Another part of my mind grabbed that thought and started turning it over.

"If I run, then I'll be the only one in trouble, but if I try to be king, the whole kingdom suffers! That's it! I have to leave. It's the only decent thing to do. Thanks, Gleep!"

"Gleep?"

My pet cocked his head in puzzlement.

"I'll explain later. All right. It's decided. You two stock up on food while I duck back to my room to get a few things. Then it's 'Goodbye, Possiltum!' "

I've had pause to wonder what would have happened if I'd followed my original plan: just headed for my room, gathered up my belongings, and left. The timing for the rest of the evening would have changed, and the rest of this story would have been totally different. As it was, I made a slight detour. Halfway to my room, Aahz's training cut in. That is, I started thinking about money.

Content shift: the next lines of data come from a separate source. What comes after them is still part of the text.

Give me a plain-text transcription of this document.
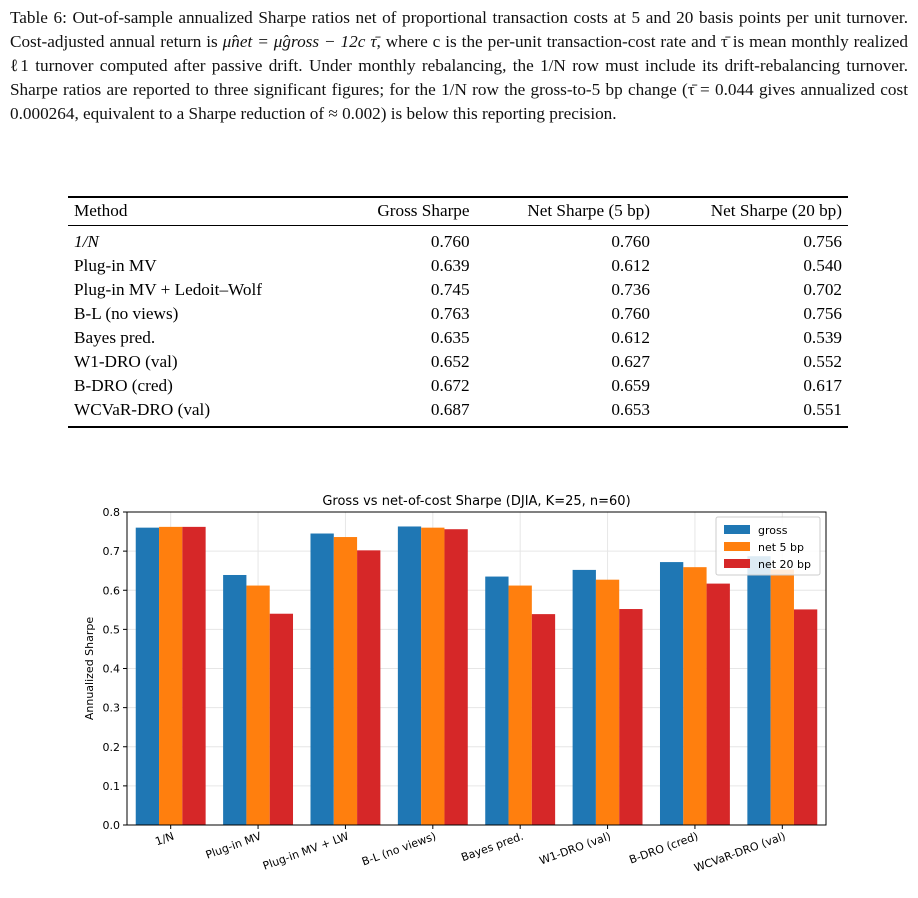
Table 6: Out-of-sample annualized Sharpe ratios net of proportional transaction costs at 5 and 20 basis points per unit turnover. Cost-adjusted annual return is μ̂net = μ̂gross − 12c τ̄, where c is the per-unit transaction-cost rate and τ̄ is mean monthly realized ℓ1 turnover computed after passive drift. Under monthly rebalancing, the 1/N row must include its drift-rebalancing turnover. Sharpe ratios are reported to three significant figures; for the 1/N row the gross-to-5 bp change (τ̄ = 0.044 gives annualized cost 0.000264, equivalent to a Sharpe reduction of ≈ 0.002) is below this reporting precision.
Method	Gross Sharpe	Net Sharpe (5 bp)	Net Sharpe (20 bp)
1/N	0.760	0.760	0.756
Plug-in MV	0.639	0.612	0.540
Plug-in MV + Ledoit–Wolf	0.745	0.736	0.702
B-L (no views)	0.763	0.760	0.756
Bayes pred.	0.635	0.612	0.539
W1-DRO (val)	0.652	0.627	0.552
B-DRO (cred)	0.672	0.659	0.617
WCVaR-DRO (val)	0.687	0.653	0.551
0.0
0.1
0.2
0.3
0.4
0.5
0.6
0.7
0.8
1/N	Plug-in MV
Plug-in MV + LW B-L (no views) Bayes pred. W1-DRO (val) B-DRO (cred)
WCVaR-DRO (val)
Gross vs net-of-cost Sharpe (DJIA, K=25, n=60)
Annualized Sharpe
gross
net 5 bp
net 20 bp
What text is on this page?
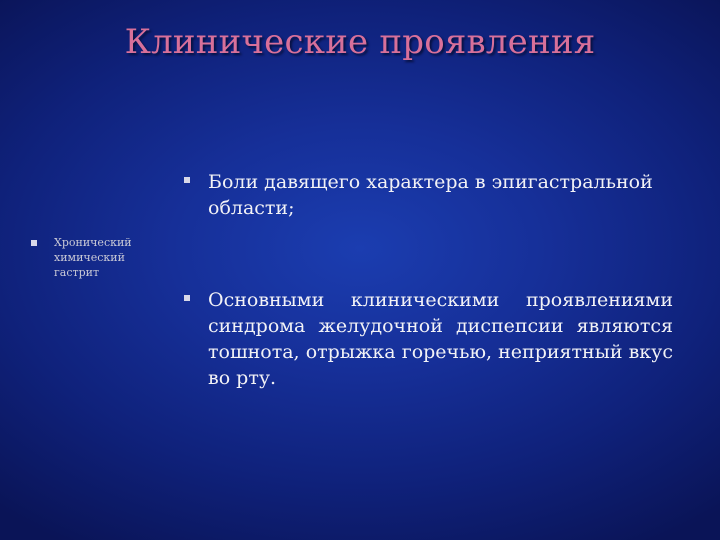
Клинические проявления
Хронический химический гастрит
Боли давящего характера в эпигастральной области;
Основными клиническими проявлениями синдрома желудочной диспепсии являются тошнота, отрыжка горечью, неприятный вкус во рту.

Even as a hunted fugitive, money would come in handy... and the King's advance would only last so long. With a little extra cash, I could run a lot farther, hide a lot longer ... or at the very least live a lot better. ...

Buoyed by these thoughts, I went looking for J. R. Grimble.

The Chancellor of the Exchequer and I had never been what you would call close friends. Blood enemies would be a better description. Aahz always maintained that this was because of my growing influence in court. Not so. The truth was that my mentor's greed for additional funding was surpassed only by Grimble's reluctance to part with the same. Literally the same, since my wages came out of those coffers so closely guarded by the Chancellor.

I found him, as expected, in the tiny cubicle he used for an office. Scuttlebutt has it he repeatedly refused larger rooms, trying desperately to impress the rest of the staff by setting an example of frugality. It didn't work, but he kept trying and hoping.

His desk was elbow deep in paper covered by tiny little numbers which he alternately peered at and changed while moving various sheets from stack to stack. There were similar stacks on the floor and on the only other available chair, leading me to believe he had been at his current task for some time. Seeing no available space for sitting or standing, I elected to lean against the door frame.

"Working late, Lord Chancellor?"

That earned me a brief, dark glare before he returned to his work.

"If I were a magician, I'd be working late. As Chancellor of the Exchequer, these are my normal hours. For your information, things are going rather smoothly. So smoothly, in fact, I may be able to wrap up early tonight, say in another three or four hours."

"What are you working on?"

"Next year's Budget and Operating Plan, and it's almost done. That is, providing someone doesn't want to risk incurring my permanent disfavor by trying to change a number on me at the last minute."

The last was accompanied by what can only be described as a meaningful stare.

I ignored it.

I mean, what the heck! I was already on his bad side, so his threats didn't scare me at all.

"Then it's a good thing I caught you before you finished your task," I said nonchalantly. "I want to discuss something with you that will undoubtedly have an impact on your figures. Specifically, a change in my pay scale."

"Out of the question!" Grimble exploded. "You're already the highest paid employee on the staff, including myself. It's outrageous that you would even think of asking for a pay increase."

"Not a pay increase. Lord Chancellor, a pay cut."

That stopped him.

"A pay cut?"

"Say, down to nothing."

He leaned back in his chair and regarded me suspiciously.

"I find it hard to believe that you and your apprentice are willing to work for nothing. Forgive me, but I always distrust noble sacrifice as a motive. Though I dislike greed, at least it's a drive I can understand."